Mr Lasso, a former banker, had campaigned on a ticket centred on restoring economic stability to the country, with an ambitious commitment to balance the budget within four years. He also pledged to attract greater foreign investment, create two million new jobs and proposed tax cuts for small businesses and a new fund to stimulate entrepreneurship.

He has also said he will mostly stick to the $6.5bn International Monetary Fund lending programme that Ecuador signed up to last year, although he is expected to seek minor changes.

Markets reacted positively to the result, with Ecuadorian government bonds surging in the wake of the poll. In the days after the election its recently restructured bond due to mature in 2035 rose 13 cents to 62 cents on the dollar, and its 2030 bond rose by a similar level to 75 cents on the dollar.

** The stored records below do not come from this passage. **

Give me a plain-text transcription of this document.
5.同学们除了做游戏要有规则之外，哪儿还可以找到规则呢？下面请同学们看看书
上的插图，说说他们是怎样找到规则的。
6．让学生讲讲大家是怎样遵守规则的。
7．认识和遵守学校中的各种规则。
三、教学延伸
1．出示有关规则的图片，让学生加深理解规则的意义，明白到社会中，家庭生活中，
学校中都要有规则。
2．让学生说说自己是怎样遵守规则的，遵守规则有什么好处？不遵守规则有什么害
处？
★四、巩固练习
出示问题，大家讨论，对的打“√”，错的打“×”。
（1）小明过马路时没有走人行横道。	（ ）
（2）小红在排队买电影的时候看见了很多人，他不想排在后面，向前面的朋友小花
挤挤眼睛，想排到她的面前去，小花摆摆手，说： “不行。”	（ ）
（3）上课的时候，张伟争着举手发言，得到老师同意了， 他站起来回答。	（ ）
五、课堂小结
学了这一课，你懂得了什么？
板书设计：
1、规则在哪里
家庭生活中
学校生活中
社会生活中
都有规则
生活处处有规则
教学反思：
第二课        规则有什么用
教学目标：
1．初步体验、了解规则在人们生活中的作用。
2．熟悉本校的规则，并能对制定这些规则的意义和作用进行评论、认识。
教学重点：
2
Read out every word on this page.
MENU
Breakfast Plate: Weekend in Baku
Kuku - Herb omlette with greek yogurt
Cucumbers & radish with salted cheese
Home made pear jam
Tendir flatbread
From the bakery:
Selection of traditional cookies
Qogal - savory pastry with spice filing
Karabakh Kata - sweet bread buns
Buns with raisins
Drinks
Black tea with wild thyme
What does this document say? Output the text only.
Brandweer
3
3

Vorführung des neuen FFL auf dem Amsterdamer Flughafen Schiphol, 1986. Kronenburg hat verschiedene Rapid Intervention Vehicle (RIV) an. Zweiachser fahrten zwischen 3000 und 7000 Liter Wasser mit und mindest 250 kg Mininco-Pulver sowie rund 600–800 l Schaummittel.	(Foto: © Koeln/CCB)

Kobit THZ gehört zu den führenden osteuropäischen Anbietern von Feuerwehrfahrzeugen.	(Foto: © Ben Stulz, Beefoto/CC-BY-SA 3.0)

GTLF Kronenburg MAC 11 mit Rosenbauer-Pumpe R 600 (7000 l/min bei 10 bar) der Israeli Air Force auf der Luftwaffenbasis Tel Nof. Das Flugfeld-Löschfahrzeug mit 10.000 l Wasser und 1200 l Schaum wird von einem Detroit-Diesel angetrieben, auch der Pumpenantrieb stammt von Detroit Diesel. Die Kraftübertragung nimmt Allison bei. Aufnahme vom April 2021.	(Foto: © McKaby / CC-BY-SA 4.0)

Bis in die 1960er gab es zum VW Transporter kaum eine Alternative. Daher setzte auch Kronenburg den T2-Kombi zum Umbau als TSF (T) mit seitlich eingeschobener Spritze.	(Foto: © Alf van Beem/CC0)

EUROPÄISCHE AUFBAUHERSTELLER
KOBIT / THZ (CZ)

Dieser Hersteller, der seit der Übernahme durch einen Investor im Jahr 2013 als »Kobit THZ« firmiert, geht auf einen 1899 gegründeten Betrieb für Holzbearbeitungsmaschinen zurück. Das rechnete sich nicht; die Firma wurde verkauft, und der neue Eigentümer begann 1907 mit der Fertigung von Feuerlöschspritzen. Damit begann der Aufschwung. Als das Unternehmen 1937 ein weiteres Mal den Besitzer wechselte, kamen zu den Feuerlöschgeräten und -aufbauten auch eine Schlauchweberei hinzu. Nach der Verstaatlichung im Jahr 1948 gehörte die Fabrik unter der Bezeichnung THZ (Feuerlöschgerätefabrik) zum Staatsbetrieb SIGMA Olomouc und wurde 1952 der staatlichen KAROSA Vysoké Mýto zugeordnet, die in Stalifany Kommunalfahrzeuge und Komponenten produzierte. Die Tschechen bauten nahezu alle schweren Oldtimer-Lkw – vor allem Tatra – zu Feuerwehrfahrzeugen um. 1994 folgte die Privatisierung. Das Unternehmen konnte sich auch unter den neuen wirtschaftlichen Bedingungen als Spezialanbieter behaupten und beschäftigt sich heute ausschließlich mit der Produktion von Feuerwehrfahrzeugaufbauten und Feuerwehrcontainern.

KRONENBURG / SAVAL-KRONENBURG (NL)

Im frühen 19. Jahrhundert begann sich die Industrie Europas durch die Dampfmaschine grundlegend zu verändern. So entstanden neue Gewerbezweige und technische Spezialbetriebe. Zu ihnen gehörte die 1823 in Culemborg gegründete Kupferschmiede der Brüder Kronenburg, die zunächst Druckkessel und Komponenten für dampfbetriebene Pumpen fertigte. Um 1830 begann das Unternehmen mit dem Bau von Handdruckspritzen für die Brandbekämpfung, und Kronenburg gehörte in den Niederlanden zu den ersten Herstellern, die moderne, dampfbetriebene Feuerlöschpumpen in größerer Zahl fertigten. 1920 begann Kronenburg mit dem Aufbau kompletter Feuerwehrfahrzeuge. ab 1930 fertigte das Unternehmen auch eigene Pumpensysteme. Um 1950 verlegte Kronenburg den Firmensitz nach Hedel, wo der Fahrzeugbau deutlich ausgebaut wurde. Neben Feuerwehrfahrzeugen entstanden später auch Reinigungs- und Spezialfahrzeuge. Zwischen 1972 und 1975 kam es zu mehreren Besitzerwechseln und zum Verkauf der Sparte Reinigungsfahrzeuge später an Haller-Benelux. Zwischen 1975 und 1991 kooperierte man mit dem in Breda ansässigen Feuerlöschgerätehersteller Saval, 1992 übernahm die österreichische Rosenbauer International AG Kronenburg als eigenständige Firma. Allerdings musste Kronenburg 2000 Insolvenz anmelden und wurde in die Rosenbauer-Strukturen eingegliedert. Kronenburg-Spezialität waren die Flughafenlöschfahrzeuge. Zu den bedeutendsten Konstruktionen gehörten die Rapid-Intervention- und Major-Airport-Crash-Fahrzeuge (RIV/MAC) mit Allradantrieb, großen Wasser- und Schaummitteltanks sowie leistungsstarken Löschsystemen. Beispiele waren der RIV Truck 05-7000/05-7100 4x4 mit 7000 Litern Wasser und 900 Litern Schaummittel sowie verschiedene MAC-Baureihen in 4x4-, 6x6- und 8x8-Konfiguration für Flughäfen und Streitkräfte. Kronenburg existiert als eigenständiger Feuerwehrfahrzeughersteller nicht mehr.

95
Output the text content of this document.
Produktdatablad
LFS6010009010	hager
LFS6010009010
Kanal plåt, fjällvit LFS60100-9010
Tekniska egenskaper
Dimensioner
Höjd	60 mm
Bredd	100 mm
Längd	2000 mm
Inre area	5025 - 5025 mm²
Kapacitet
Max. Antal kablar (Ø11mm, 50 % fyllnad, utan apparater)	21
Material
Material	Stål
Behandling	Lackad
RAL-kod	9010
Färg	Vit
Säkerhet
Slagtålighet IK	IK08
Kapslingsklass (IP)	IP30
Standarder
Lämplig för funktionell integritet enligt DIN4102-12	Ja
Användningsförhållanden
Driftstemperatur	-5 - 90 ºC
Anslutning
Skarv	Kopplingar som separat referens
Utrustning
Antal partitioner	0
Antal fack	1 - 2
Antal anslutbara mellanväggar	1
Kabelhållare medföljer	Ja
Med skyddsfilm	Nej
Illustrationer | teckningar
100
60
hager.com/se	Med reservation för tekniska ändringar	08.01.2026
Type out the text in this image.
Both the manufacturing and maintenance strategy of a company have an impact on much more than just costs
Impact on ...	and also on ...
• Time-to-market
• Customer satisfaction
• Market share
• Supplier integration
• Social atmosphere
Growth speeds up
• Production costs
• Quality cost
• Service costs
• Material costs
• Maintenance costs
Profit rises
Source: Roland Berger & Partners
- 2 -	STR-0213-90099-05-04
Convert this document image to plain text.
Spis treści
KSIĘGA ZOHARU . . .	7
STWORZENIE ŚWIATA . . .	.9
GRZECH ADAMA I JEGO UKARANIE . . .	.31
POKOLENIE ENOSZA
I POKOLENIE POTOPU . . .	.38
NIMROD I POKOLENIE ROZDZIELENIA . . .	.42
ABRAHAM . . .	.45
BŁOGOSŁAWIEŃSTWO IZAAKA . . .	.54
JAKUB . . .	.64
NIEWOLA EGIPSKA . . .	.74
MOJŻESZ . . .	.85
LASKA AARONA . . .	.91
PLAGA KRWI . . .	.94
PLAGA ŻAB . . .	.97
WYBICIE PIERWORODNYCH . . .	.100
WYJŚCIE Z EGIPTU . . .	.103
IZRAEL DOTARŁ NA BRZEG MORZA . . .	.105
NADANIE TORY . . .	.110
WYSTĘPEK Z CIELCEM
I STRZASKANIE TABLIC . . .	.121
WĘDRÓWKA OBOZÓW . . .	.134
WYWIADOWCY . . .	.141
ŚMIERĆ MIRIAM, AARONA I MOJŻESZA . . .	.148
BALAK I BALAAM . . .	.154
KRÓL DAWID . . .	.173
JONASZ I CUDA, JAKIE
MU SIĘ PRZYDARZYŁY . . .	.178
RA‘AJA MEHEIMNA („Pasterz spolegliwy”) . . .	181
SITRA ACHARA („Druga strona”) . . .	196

However, there is no hiding from the fact that Mr Lasso has a tough task on his hands. Ecuador’s economy shrank 7.8% in 2020 and its central bank has forecast growth of just 3.1% in 2021. In particular, Covid-19 could continue to weigh heavily on its economy. According to analysis from the Financial Times, the country has suffered the world’s second worst rate of excess deaths since the outbreak began and the country has struggled to respond effectively. It has had five different health ministers in the last year and only a small fraction of the population has so far been vaccinated. Although Mr Lasso has set the ambitious target of inoculating more than half the population during the first 100 days of his presidency.

Ecuador’s banks will be hoping for a strong recovery, as their profitability fell dramatically in 2020. Financiero Pichincha for instance, Ecuador’s largest bank by capital and assets, saw its pre-tax profits slump from $207.34m in 2019 to just $61.52m in 2020. It was a similar story at Banco del Pacifico and Banco Guayaquil, second and third largest banks, whose return on equity ratios (a key measure of profitability) fell from a respectable 13.07% and 15.03% in 2019 to 3.78% and 6.22%, respectively.

According to the Association of Private Banks of Ecuador, the slump was felt across the country’s banking sector due to the economic shock the country experienced during 2020. It said that small entities had a revenue reduction of -125%, followed by large banks with -64.1% and medium-sized banks with -56.7%.